Jet Airways: reset the leaders of the Indian carrier
The CEO Vinay Dube also left after the resignation by the CFO Agarwal
The deep crisis facing what was once one of the largest Indian airlines is a known fact: as early as April 17th after exhausting negotiations between management, the government and creditors, following the refusal to allocate new funds by the Bank of Indian State SBI, all activities of the airline had been suspended. With the suspension of all connections, there had already been a plan to rehire pilots, flight attendants and technicians at other Indian companies (first of all Spice Jet), just as the airport slots had been temporarily assigned to the national rivals.
But there were still those who hoped a solution could come. "We are doing everything to be able to restructure the debt.
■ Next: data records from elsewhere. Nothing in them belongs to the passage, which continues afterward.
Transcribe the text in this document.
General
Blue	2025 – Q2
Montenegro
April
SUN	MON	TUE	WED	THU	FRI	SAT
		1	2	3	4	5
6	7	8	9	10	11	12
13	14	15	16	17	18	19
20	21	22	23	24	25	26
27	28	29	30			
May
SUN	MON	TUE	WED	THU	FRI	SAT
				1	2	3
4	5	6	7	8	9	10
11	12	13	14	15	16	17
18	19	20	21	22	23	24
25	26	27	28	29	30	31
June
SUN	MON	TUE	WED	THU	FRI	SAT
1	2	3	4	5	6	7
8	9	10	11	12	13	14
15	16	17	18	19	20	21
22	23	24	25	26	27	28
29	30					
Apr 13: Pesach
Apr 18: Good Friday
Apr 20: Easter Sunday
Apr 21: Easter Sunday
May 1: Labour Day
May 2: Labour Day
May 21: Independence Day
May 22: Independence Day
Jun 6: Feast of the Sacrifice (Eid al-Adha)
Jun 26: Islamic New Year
Jet Airways still has its value and it would not be a non-profitable operation, because the company can still be relaunched", the managing director Vinay Dube declared at the end of April. The same person who, in these hours, shortly after the resignation by the financial director Amit Agarwal (officially for health reasons), left the position, almost at the end of the slow exodus among the board members that occurred in the last period.
The airline, which has accumulated a debt of around 1 billion euros, has been under the control of a SBI-led consortium of lenders since April, which opened the purchase procedure. According to the same bank, there were three binding offers received, then withdrawn because none of the three would have been interested in taking over the majority of the shares, including Etihad, which already holds 24%.